He drew her a series of charming, conventional pictures, steeped in a ruddy glow from the hearth of illusions; a child's laugh, a sundial in a garden, the flicker of lamplight on shelves of books, as needful accessories. He also mentioned, rather shyly, the illuminating spirit of love to lurk beneath outward trivialities; the joy of sharing evil and good alike; the flaming interest to be taken in each other's work, whatever that might chance to be. And he spoke of two as the only magical number in arithmetic; and threw in a Persian cat, to boot. And was silent. He had spoken earnestly and well; eloquence was at all times his strong point.
"Gareth."
"Yes, dear?"
"Do you care to know how I have learnt to see marriage?"
Gareth, in anticipation of her disclosure, shrank from it.
"Oh—please," he said. She mistook the appeal for assent.
"It's a clammy state of familiarity," thus Kathleen defied his fair visions; "familiarity of petty outward things that don't count. Breakfast-table intimacy, with the yolk from an eaten egg smeared yellow on the shell. Intimacy of letters: 'Who's your correspondent?' 'Who are you writing to?' Moving in lumps, undetachable, sticky; waiting about in the hall, and calling irritably up the stairs to know if the other will be long, instead of just—going. It's the shedding of all privacy; bursting into rooms without knocking: Thy room shall be my room! It's to hear a man's bath-water running in the morning, and to know exactly, by sounds, when he gets in and out. To be aware how many shirts he uses per week, because you count his dirty washing. Oh, if I loved a man, I shouldn't yearn for 'the tender privilege of darning his dear socks!' Rather keep him for ever remote, with the mystery still on him.
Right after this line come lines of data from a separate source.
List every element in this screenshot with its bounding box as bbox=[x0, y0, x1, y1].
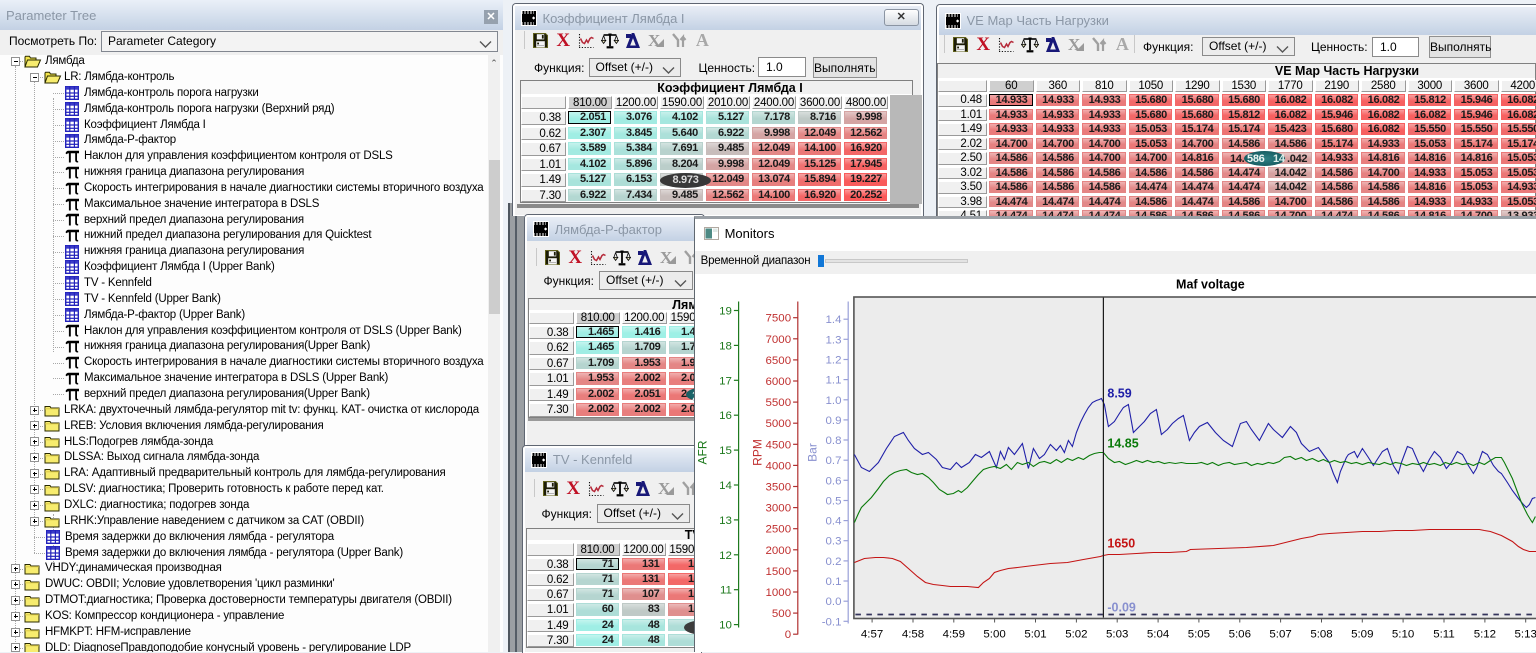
svg-text:0.8: 0.8 bbox=[825, 435, 841, 447]
svg-text:15: 15 bbox=[719, 445, 732, 457]
svg-text:0.4: 0.4 bbox=[825, 515, 842, 527]
svg-text:5:06: 5:06 bbox=[1228, 628, 1250, 640]
svg-text:4500: 4500 bbox=[765, 439, 791, 451]
svg-text:4:58: 4:58 bbox=[901, 628, 923, 640]
svg-text:-0.09: -0.09 bbox=[1107, 600, 1136, 614]
svg-text:5:11: 5:11 bbox=[1433, 628, 1455, 640]
svg-text:0: 0 bbox=[784, 629, 790, 641]
svg-text:RPM: RPM bbox=[750, 439, 764, 466]
svg-text:0.9: 0.9 bbox=[825, 414, 841, 426]
svg-text:5:10: 5:10 bbox=[1392, 628, 1414, 640]
svg-text:6000: 6000 bbox=[765, 376, 791, 388]
svg-text:10: 10 bbox=[719, 619, 732, 631]
svg-text:2000: 2000 bbox=[765, 544, 791, 556]
svg-text:5:05: 5:05 bbox=[1187, 628, 1209, 640]
svg-text:0.7: 0.7 bbox=[825, 455, 841, 467]
svg-text:1.1: 1.1 bbox=[825, 374, 841, 386]
svg-text:5:09: 5:09 bbox=[1351, 628, 1373, 640]
svg-text:14: 14 bbox=[719, 479, 732, 491]
svg-text:5:07: 5:07 bbox=[1269, 628, 1291, 640]
svg-text:5500: 5500 bbox=[765, 397, 791, 409]
svg-text:5:03: 5:03 bbox=[1106, 628, 1128, 640]
svg-text:5:02: 5:02 bbox=[1065, 628, 1087, 640]
svg-text:3500: 3500 bbox=[765, 481, 791, 493]
svg-text:0.5: 0.5 bbox=[825, 495, 841, 507]
svg-text:5:04: 5:04 bbox=[1147, 628, 1170, 640]
svg-text:0.6: 0.6 bbox=[825, 475, 841, 487]
svg-text:6500: 6500 bbox=[765, 354, 791, 366]
svg-text:4000: 4000 bbox=[765, 460, 791, 472]
svg-text:2500: 2500 bbox=[765, 523, 791, 535]
svg-text:5:08: 5:08 bbox=[1310, 628, 1332, 640]
svg-text:1500: 1500 bbox=[765, 565, 791, 577]
svg-text:4:59: 4:59 bbox=[942, 628, 964, 640]
svg-text:0.1: 0.1 bbox=[825, 575, 841, 587]
svg-text:1.3: 1.3 bbox=[825, 334, 841, 346]
svg-text:0.3: 0.3 bbox=[825, 535, 841, 547]
svg-text:14.85: 14.85 bbox=[1107, 436, 1138, 450]
svg-text:-0.1: -0.1 bbox=[821, 616, 841, 628]
svg-text:Time (M:S): Time (M:S) bbox=[1236, 650, 1295, 652]
svg-text:16: 16 bbox=[719, 410, 732, 422]
svg-text:17: 17 bbox=[719, 375, 732, 387]
svg-text:19: 19 bbox=[719, 305, 732, 317]
svg-text:1.2: 1.2 bbox=[825, 354, 841, 366]
svg-text:5000: 5000 bbox=[765, 418, 791, 430]
svg-text:5:12: 5:12 bbox=[1473, 628, 1495, 640]
svg-text:1.0: 1.0 bbox=[825, 394, 841, 406]
svg-text:11: 11 bbox=[720, 584, 732, 596]
svg-text:5:00: 5:00 bbox=[983, 628, 1005, 640]
svg-text:7500: 7500 bbox=[765, 312, 791, 324]
svg-text:13: 13 bbox=[719, 514, 732, 526]
svg-text:1.4: 1.4 bbox=[825, 314, 842, 326]
svg-text:0.0: 0.0 bbox=[825, 596, 841, 608]
svg-text:4:57: 4:57 bbox=[861, 628, 883, 640]
svg-text:18: 18 bbox=[719, 340, 732, 352]
svg-text:7000: 7000 bbox=[765, 333, 791, 345]
svg-text:Bar: Bar bbox=[805, 443, 819, 462]
svg-text:5:01: 5:01 bbox=[1024, 628, 1046, 640]
svg-text:500: 500 bbox=[772, 608, 791, 620]
svg-text:12: 12 bbox=[719, 549, 732, 561]
svg-text:Maf voltage: Maf voltage bbox=[1176, 277, 1245, 291]
svg-text:3000: 3000 bbox=[765, 502, 791, 514]
svg-text:1000: 1000 bbox=[765, 586, 791, 598]
svg-text:5:13: 5:13 bbox=[1514, 628, 1536, 640]
svg-text:8.59: 8.59 bbox=[1107, 386, 1131, 400]
svg-text:0.2: 0.2 bbox=[825, 555, 841, 567]
svg-text:1650: 1650 bbox=[1107, 536, 1135, 550]
svg-text:AFR: AFR bbox=[695, 440, 709, 464]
But marriage offers the sight of unmade beds, use of the same piece of soap, pilgrimages to the same friends, the same question every evening: 'What have you been doing all day?' answer to be given in detail. Oh, Gareth, I'm sorry, I'm sorry; your pictures were ever so much prettier, but mine are true."
She paused for response. But the meaning of her tirade had percolated Gareth's mist-bound understanding not a whit. The outburst in itself struck him as harsh and ugly, quite out of keeping with the spirit in which a maiden should receive a declaration of love. She was spoiling something; petulantly he refused to recognize the necessity for its spoiling.
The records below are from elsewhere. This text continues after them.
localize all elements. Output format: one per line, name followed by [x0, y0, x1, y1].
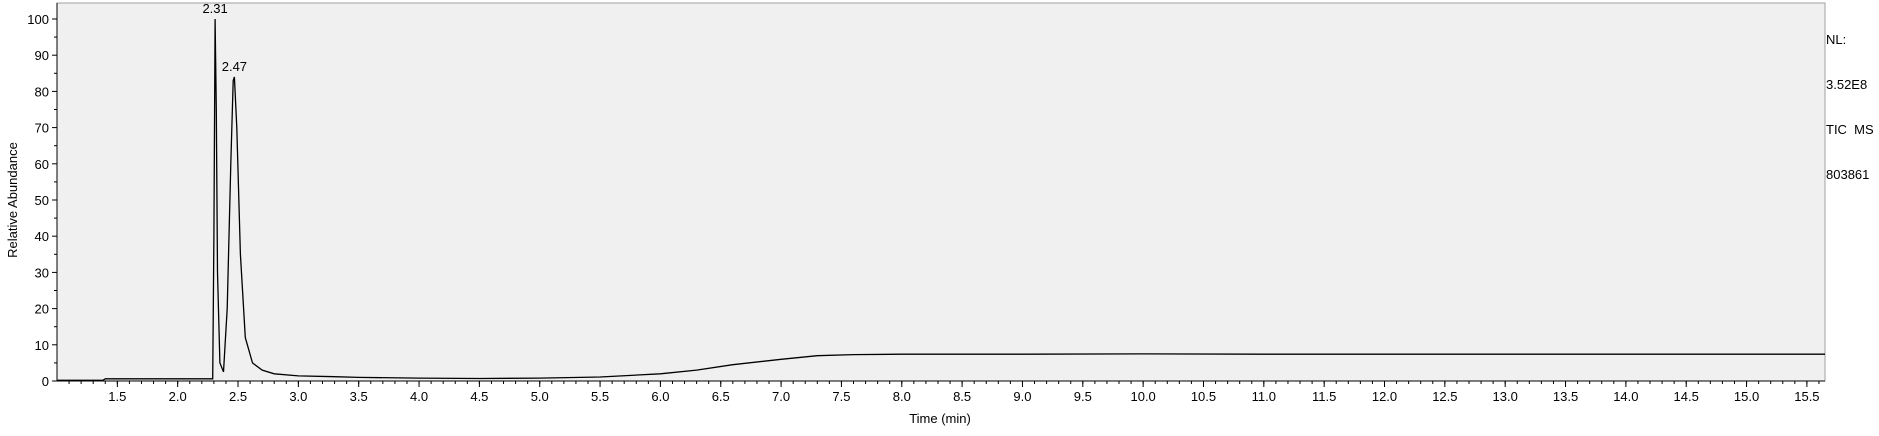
x-tick-label: 6.5 — [712, 389, 730, 404]
x-tick-label: 2.5 — [229, 389, 247, 404]
x-tick-label: 12.5 — [1432, 389, 1457, 404]
x-tick-label: 7.0 — [772, 389, 790, 404]
x-tick-label: 10.5 — [1191, 389, 1216, 404]
x-tick-label: 13.0 — [1493, 389, 1518, 404]
x-tick-label: 3.5 — [350, 389, 368, 404]
y-tick-label: 30 — [35, 265, 49, 280]
y-axis-title: Relative Abundance — [5, 142, 20, 258]
x-tick-label: 7.5 — [832, 389, 850, 404]
y-tick-label: 80 — [35, 84, 49, 99]
x-tick-label: 6.0 — [651, 389, 669, 404]
x-tick-label: 15.5 — [1794, 389, 1819, 404]
x-tick-label: 5.0 — [531, 389, 549, 404]
x-tick-label: 13.5 — [1553, 389, 1578, 404]
scan-info-panel: NL: 3.52E8 TIC MS 803861 — [1826, 2, 1874, 197]
y-tick-label: 50 — [35, 193, 49, 208]
nl-value: 3.52E8 — [1826, 77, 1868, 92]
nl-label: NL: — [1826, 32, 1847, 47]
y-tick-label: 0 — [42, 374, 49, 389]
x-tick-label: 11.5 — [1312, 389, 1336, 404]
x-tick-label: 14.5 — [1674, 389, 1699, 404]
sample-id: 803861 — [1826, 167, 1870, 182]
y-tick-label: 60 — [35, 157, 49, 172]
plot-background — [56, 2, 1826, 382]
x-tick-label: 11.0 — [1252, 389, 1276, 404]
y-tick-label: 90 — [35, 48, 49, 63]
y-tick-label: 20 — [35, 302, 49, 317]
tic-trace-line — [57, 18, 1825, 381]
x-tick-label: 2.0 — [169, 389, 187, 404]
trace-type: TIC MS — [1826, 122, 1874, 137]
x-tick-label: 1.5 — [108, 389, 126, 404]
y-tick-label: 10 — [35, 338, 49, 353]
y-tick-label: 40 — [35, 229, 49, 244]
y-tick-label: 70 — [35, 121, 49, 136]
x-tick-label: 9.0 — [1013, 389, 1031, 404]
x-tick-label: 4.5 — [470, 389, 488, 404]
peak-labels: 2.31 2.47 — [202, 1, 247, 74]
x-tick-label: 10.0 — [1130, 389, 1155, 404]
x-tick-label: 4.0 — [410, 389, 428, 404]
y-axis: 0 10 20 30 40 50 60 70 80 90 100 — [27, 3, 58, 389]
x-tick-label: 9.5 — [1074, 389, 1092, 404]
x-axis: 1.5 2.0 2.5 3.0 3.5 4.0 4.5 5.0 5.5 6.0 6.5 7.0 7.5 8… — [57, 380, 1825, 404]
x-tick-label: 8.0 — [893, 389, 911, 404]
peak-label: 2.31 — [202, 1, 227, 16]
x-tick-label: 15.0 — [1734, 389, 1759, 404]
x-tick-label: 8.5 — [953, 389, 971, 404]
peak-label: 2.47 — [222, 59, 247, 74]
y-tick-label: 100 — [27, 12, 49, 27]
x-axis-title: Time (min) — [909, 411, 971, 426]
x-tick-label: 5.5 — [591, 389, 609, 404]
x-tick-label: 12.0 — [1372, 389, 1397, 404]
x-tick-label: 14.0 — [1613, 389, 1638, 404]
x-tick-label: 3.0 — [289, 389, 307, 404]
So he made no reply. And less vehemently she went on:
"You mustn't think that all this is because I'm cooped up with an unfortunate example. My brother and his wife are very fond of each other; what the neighbours would call an ideal pair. They see nothing of what I'm telling you; why should they? They're doing it all the time. But it's a mistake to be a perpetual onlooker at marriage when the couple are still young and in the throes. One's mother and father are different; one doesn't regard them as married, merely as parents. But I've lived most of my life a third in a family of three, and been robbed of the—glamour, you would call it, without getting anything in exchange, except a horror of wedded bliss, an utter horror of it. You mustn't ask me to be your wife, Gareth, because I'd be afraid; afraid of all that might happen to you and me; afraid, most of all, of seeing it happen."